第一話 始まりの日
「はぁ……はぁ……」
ーどうしてこうなった…
俺はそう思いつつ後ろから追いかけてくるオオカミ達から全力で逃げていた。
最初に入ってきた洞窟の入り口が見え、一目散にその入り口に飛び込んだ。
幸いオオカミ達は、洞窟の外までは追ってこなかった。数分後、オオカミ達は洞窟の奥へと姿を消した。
それを確認したのち俺こと辻崎裕二は、その場に倒れ込んだ。
「ここは一体何処なんだ…」
何故このような状況に置かれているか、ことの発端は2日前のあの出来事である。
俺はいじめられっ子だった。
高校1年の春、入学式から数日たった後だ。人見知りな性格のせいか俺はクラスに馴染めないでいた。

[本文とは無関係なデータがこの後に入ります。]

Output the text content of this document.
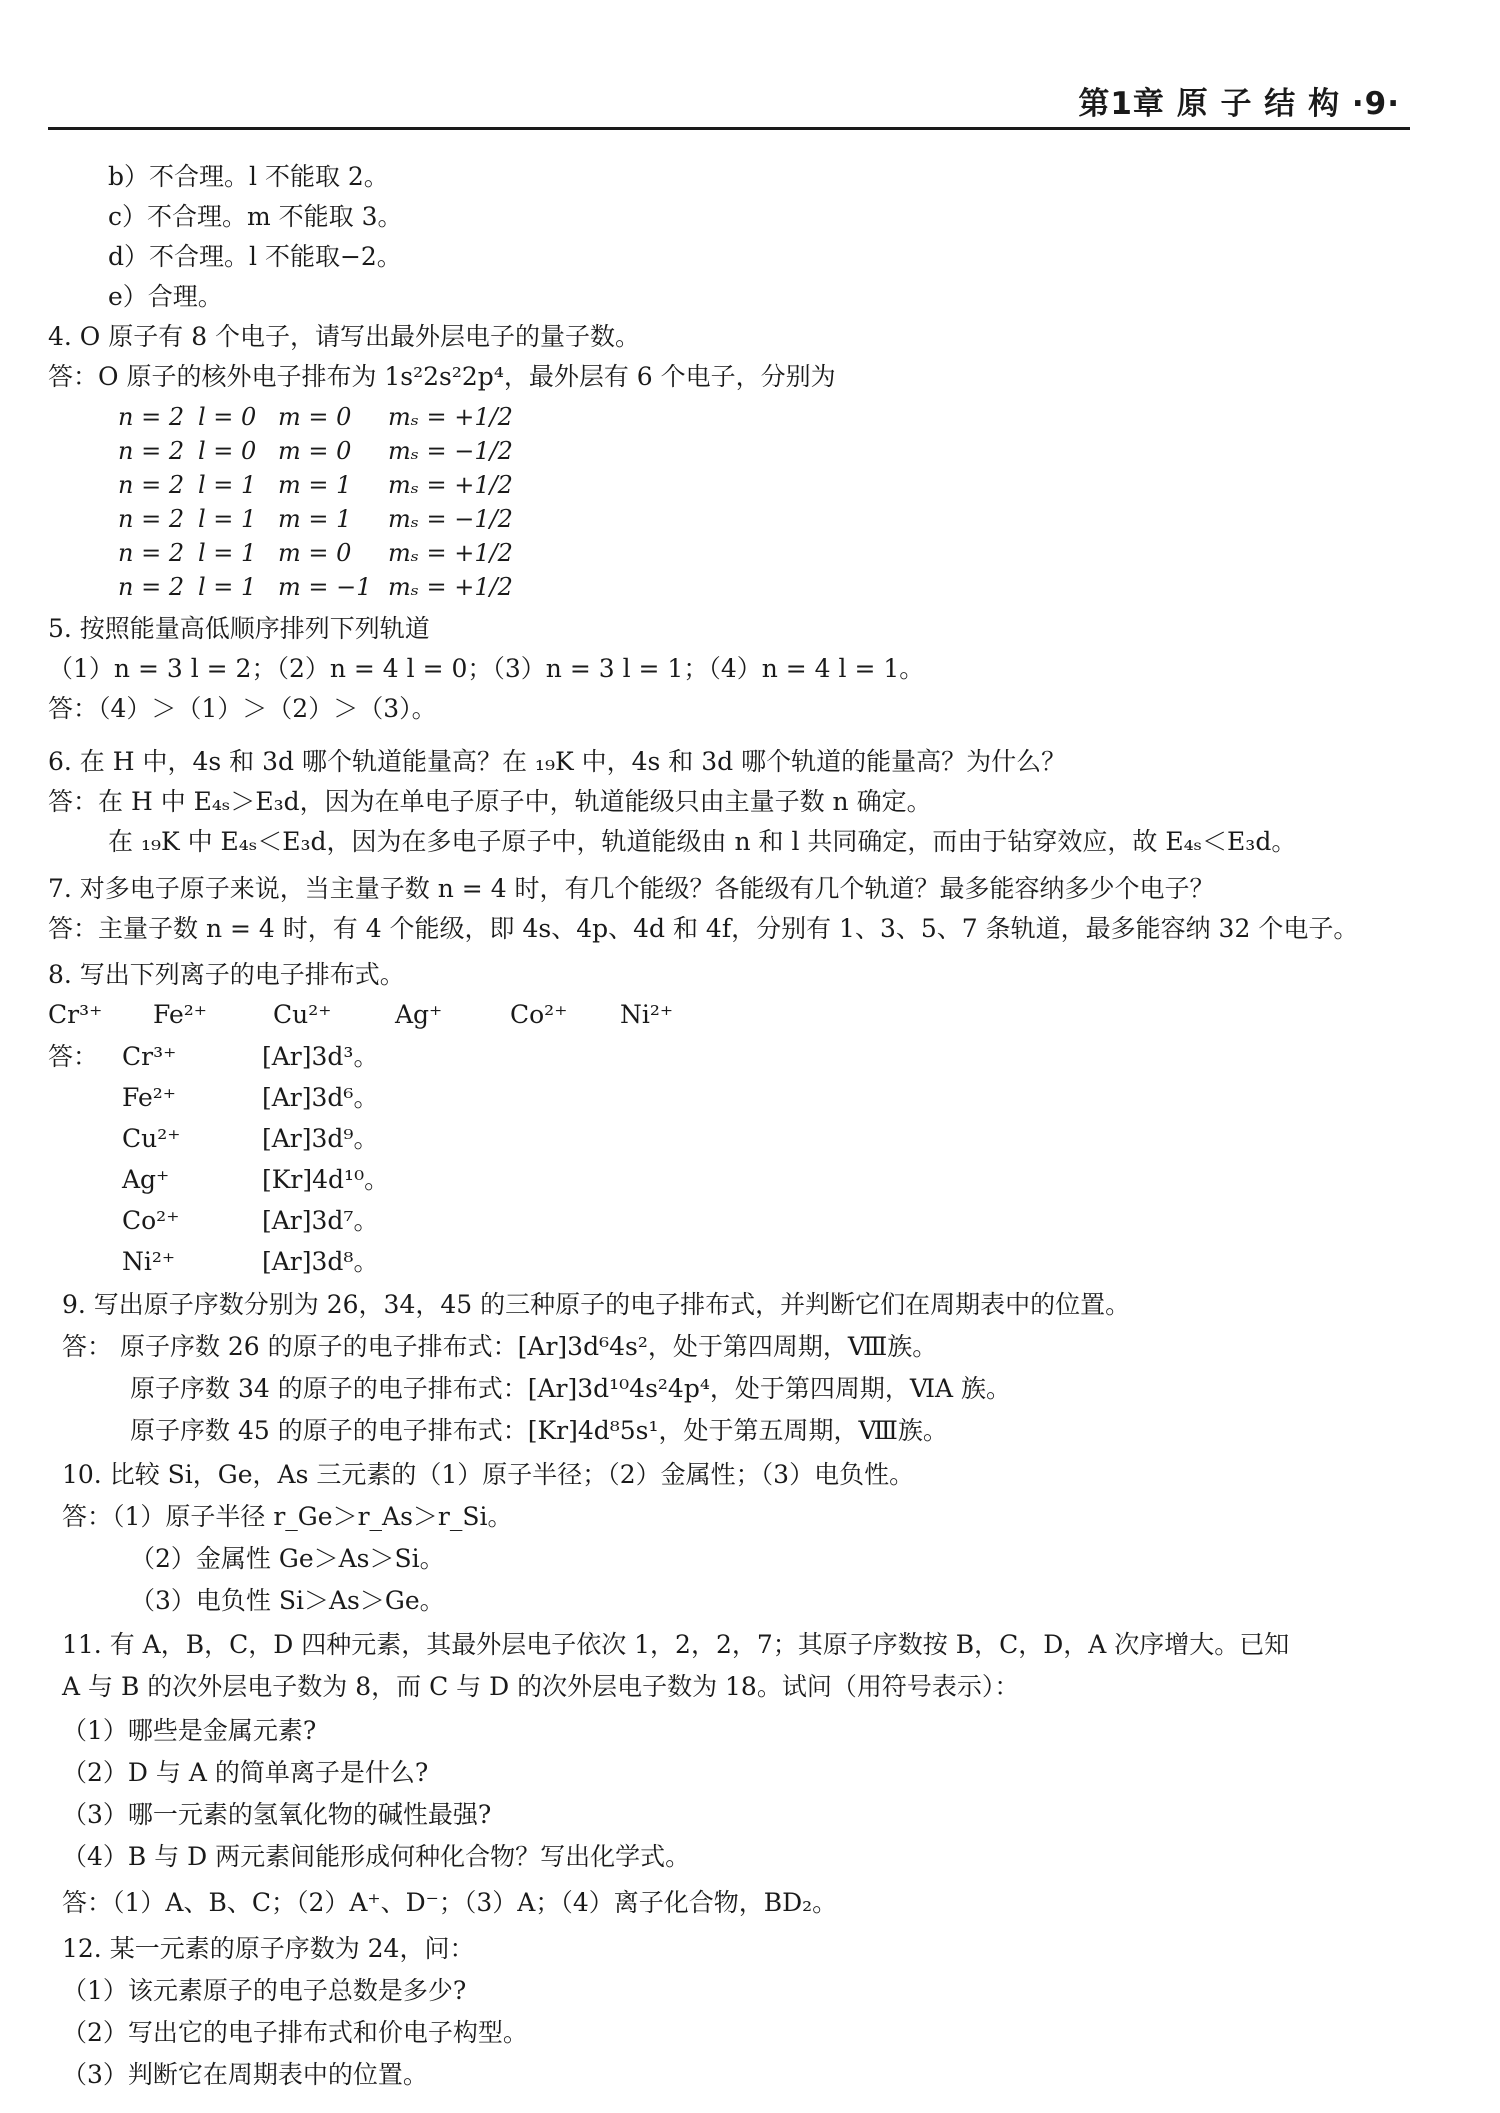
第1章 原 子 结 构 ·9·
b）不合理。l 不能取 2。
c）不合理。m 不能取 3。
d）不合理。l 不能取−2。
e）合理。
4. O 原子有 8 个电子，请写出最外层电子的量子数。
答：O 原子的核外电子排布为 1s²2s²2p⁴，最外层有 6 个电子，分别为
n = 2 l = 0 m = 0 mₛ = +1/2
n = 2 l = 0 m = 0 mₛ = −1/2
n = 2 l = 1 m = 1 mₛ = +1/2
n = 2 l = 1 m = 1 mₛ = −1/2
n = 2 l = 1 m = 0 mₛ = +1/2
n = 2 l = 1 m = −1 mₛ = +1/2
5. 按照能量高低顺序排列下列轨道
（1）n = 3 l = 2；（2）n = 4 l = 0；（3）n = 3 l = 1；（4）n = 4 l = 1。
答：（4）＞（1）＞（2）＞（3）。
6. 在 H 中，4s 和 3d 哪个轨道能量高？在 ₁₉K 中，4s 和 3d 哪个轨道的能量高？为什么？
答：在 H 中 E₄ₛ＞E₃d，因为在单电子原子中，轨道能级只由主量子数 n 确定。
在 ₁₉K 中 E₄ₛ＜E₃d，因为在多电子原子中，轨道能级由 n 和 l 共同确定，而由于钻穿效应，故 E₄ₛ＜E₃d。
7. 对多电子原子来说，当主量子数 n = 4 时，有几个能级？各能级有几个轨道？最多能容纳多少个电子？
答：主量子数 n = 4 时，有 4 个能级，即 4s、4p、4d 和 4f，分别有 1、3、5、7 条轨道，最多能容纳 32 个电子。
8. 写出下列离子的电子排布式。
Cr³⁺ Fe²⁺	Cu²⁺	Ag⁺	Co²⁺ Ni²⁺
答： Cr³⁺	[Ar]3d³。
Fe²⁺	[Ar]3d⁶。
Cu²⁺	[Ar]3d⁹。
Ag⁺	[Kr]4d¹⁰。
Co²⁺	[Ar]3d⁷。
Ni²⁺	[Ar]3d⁸。
9. 写出原子序数分别为 26，34，45 的三种原子的电子排布式，并判断它们在周期表中的位置。
答： 原子序数 26 的原子的电子排布式：[Ar]3d⁶4s²，处于第四周期，Ⅷ族。
原子序数 34 的原子的电子排布式：[Ar]3d¹⁰4s²4p⁴，处于第四周期，ⅥA 族。
原子序数 45 的原子的电子排布式：[Kr]4d⁸5s¹，处于第五周期，Ⅷ族。
10. 比较 Si，Ge，As 三元素的（1）原子半径；（2）金属性；（3）电负性。
答：（1）原子半径 r_Ge＞r_As＞r_Si。
（2）金属性 Ge＞As＞Si。
（3）电负性 Si＞As＞Ge。
11. 有 A，B，C，D 四种元素，其最外层电子依次 1，2，2，7；其原子序数按 B，C，D，A 次序增大。已知
A 与 B 的次外层电子数为 8，而 C 与 D 的次外层电子数为 18。试问（用符号表示）：
（1）哪些是金属元素?
（2）D 与 A 的简单离子是什么?
（3）哪一元素的氢氧化物的碱性最强?
（4）B 与 D 两元素间能形成何种化合物？写出化学式。
答：（1）A、B、C；（2）A⁺、D⁻；（3）A；（4）离子化合物，BD₂。
12. 某一元素的原子序数为 24，问：
（1）该元素原子的电子总数是多少?
（2）写出它的电子排布式和价电子构型。
（3）判断它在周期表中的位置。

話しかけてくる人もいたが、オドオドしていて話をまともに続かせることもできない俺はいつの間にクラスから孤立していた。
そして秋の季節になりクラスのグループの分け目がはっきりとしてくる頃、いじめっ子達が頭角を現し始めた。
中学でもいじめをしていたのだろう。いじめっ子は大体集団を好む。
グループ分けがはっきりした今、そろそろいじめる相手が欲しかったのだろう。
ターゲットはクラスで浮いていた俺、いじめは急に始まった。
最初は我慢できる程度だった。
しかし近頃はトイレの便器に座っているとき上から水を浴びせてきたり、机の上に悪口などが書かれている日々が続いていた。

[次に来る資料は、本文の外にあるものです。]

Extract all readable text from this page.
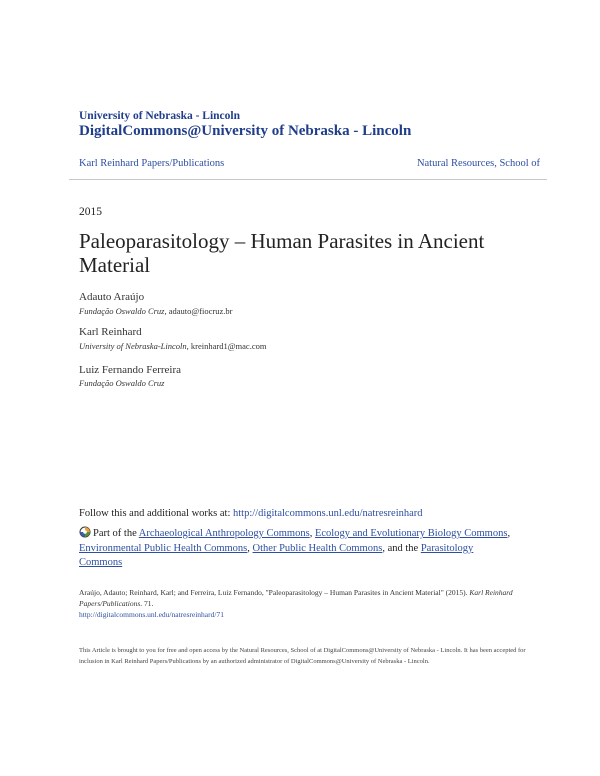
University of Nebraska - Lincoln
DigitalCommons@University of Nebraska - Lincoln
Karl Reinhard Papers/Publications	Natural Resources, School of
2015
Paleoparasitology – Human Parasites in Ancient Material
Adauto Araújo
Fundação Oswaldo Cruz, adauto@fiocruz.br
Karl Reinhard
University of Nebraska-Lincoln, kreinhard1@mac.com
Luiz Fernando Ferreira
Fundação Oswaldo Cruz
Follow this and additional works at: http://digitalcommons.unl.edu/natresreinhard
Part of the Archaeological Anthropology Commons, Ecology and Evolutionary Biology Commons, Environmental Public Health Commons, Other Public Health Commons, and the Parasitology Commons
Araújo, Adauto; Reinhard, Karl; and Ferreira, Luiz Fernando, "Paleoparasitology – Human Parasites in Ancient Material" (2015). Karl Reinhard Papers/Publications. 71.
http://digitalcommons.unl.edu/natresreinhard/71
This Article is brought to you for free and open access by the Natural Resources, School of at DigitalCommons@University of Nebraska - Lincoln. It has been accepted for inclusion in Karl Reinhard Papers/Publications by an authorized administrator of DigitalCommons@University of Nebraska - Lincoln.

もちろん先生に助けを求めたが、その先生ですらいじめっ子達に加担していたのだ。
授業中ですらいじめられ、誰も助けてくれない状況が続いていた。
そして2日前に遡る。
俺にとっていじめられることが日常化してきたある日、一人の女子生徒が窓の外を指刺し呟いた。
「何…あれ…」
窓の外を見ると黒く丸い物体が宙に浮いていた。しかも少しずつ大きくなってきている。
クラスのみんなは興味津々といった様子で、窓から顔を出しスマホ片手に写真を撮りまくっていた。

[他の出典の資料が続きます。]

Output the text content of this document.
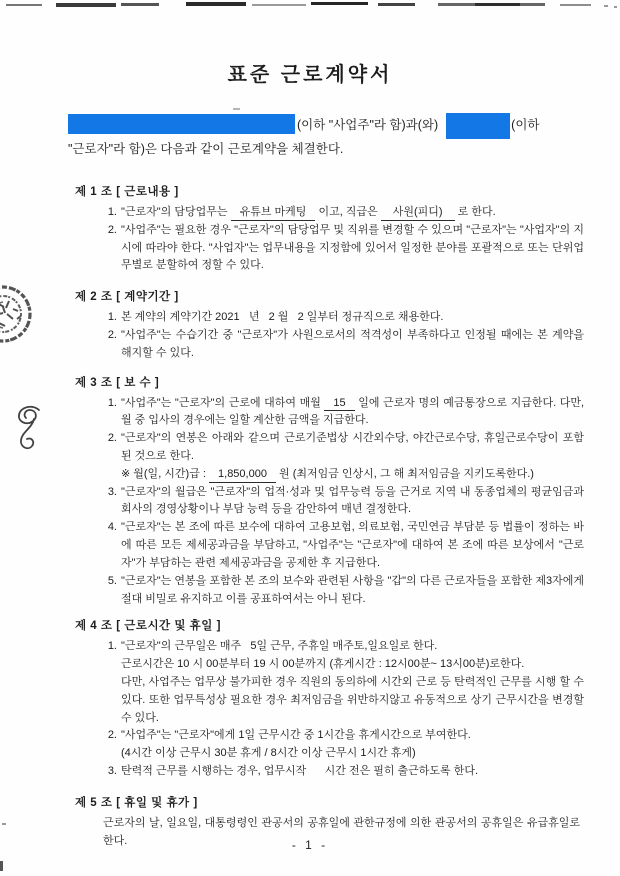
표준 근로계약서
(이하 "사업주"라 함)과(와)	(이하
"근로자"라 함)은 다음과 같이 근로계약을 체결한다.
제 1 조 [ 근로내용 ]
1. "근로자"의 담당업무는 유튜브 마케팅 이고, 직급은 사원(피디) 로 한다.
2. "사업주"는 필요한 경우 "근로자"의 담당업무 및 직위를 변경할 수 있으며 "근로자"는 "사업자"의 지시에 따라야 한다. "사업자"는 업무내용을 지정함에 있어서 일정한 분야를 포괄적으로 또는 단위업무별로 분할하여 정할 수 있다.
제 2 조 [ 계약기간 ]
1. 본 계약의 계약기간 2021   년   2 월   2 일부터 정규직으로 채용한다.
2. "사업주"는 수습기간 중 "근로자"가 사원으로서의 적격성이 부족하다고 인정될 때에는 본 계약을 해지할 수 있다.
제 3 조 [ 보 수 ]
1. "사업주"는 "근로자"의 근로에 대하여 매월 15 일에 근로자 명의 예금통장으로 지급한다. 다만, 월 중 입사의 경우에는 일할 계산한 금액을 지급한다.
2. "근로자"의 연봉은 아래와 같으며 근로기준법상 시간외수당, 야간근로수당, 휴일근로수당이 포함된 것으로 한다.
※ 월(일, 시간)급 : 1,850,000 원 (최저임금 인상시, 그 해 최저임금을 지키도록한다.)
3. "근로자"의 월급은 "근로자"의 업적·성과 및 업무능력 등을 근거로 지역 내 동종업체의 평균임금과 회사의 경영상황이나 부담 능력 등을 감안하여 매년 결정한다.
4. "근로자"는 본 조에 따른 보수에 대하여 고용보험, 의료보험, 국민연금 부담분 등 법률이 정하는 바에 따른 모든 제세공과금을 부담하고, "사업주"는 "근로자"에 대하여 본 조에 따른 보상에서 "근로자"가 부담하는 관련 제세공과금을 공제한 후 지급한다.
5. "근로자"는 연봉을 포함한 본 조의 보수와 관련된 사항을 "갑"의 다른 근로자들을 포함한 제3자에게 절대 비밀로 유지하고 이를 공표하여서는 아니 된다.
제 4 조 [ 근로시간 및 휴일 ]
1. "근로자"의 근무일은 매주   5일 근무, 주휴일 매주토,일요일로 한다.
근로시간은 10 시 00분부터 19 시 00분까지 (휴게시간 : 12시00분~ 13시00분)로한다.
다만, 사업주는 업무상 불가피한 경우 직원의 동의하에 시간외 근로 등 탄력적인 근무를 시행 할 수 있다. 또한 업무특성상 필요한 경우 최저임금을 위반하지않고 유동적으로 상기 근무시간을 변경할 수 있다.
2. "사업주"는 "근로자"에게 1일 근무시간 중 1시간을 휴게시간으로 부여한다.
(4시간 이상 근무시 30분 휴게 / 8시간 이상 근무시 1시간 휴게)
3. 탄력적 근무를 시행하는 경우, 업무시작      시간 전은 필히 출근하도록 한다.
제 5 조 [ 휴일 및 휴가 ]
근로자의 날, 일요일, 대통령령인 관공서의 공휴일에 관한규정에 의한 관공서의 공휴일은 유급휴일로 한다.	- 1 -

いじめっ子達も興味があったようで俺から離れ窓際へと走っていった。
一時的にいじめから逃がれることができた俺がほっとしたのもつかの間だった。
最大まで膨らんでしまったのかいきなりその黒く丸い物体が爆発したのである。
その中から出てきた漆黒の闇が生徒たちを覆い、校舎を覆い、日本を覆い、そしてあっという間に漆黒の闇は広がり続け地球全体を覆い尽くしたのであった。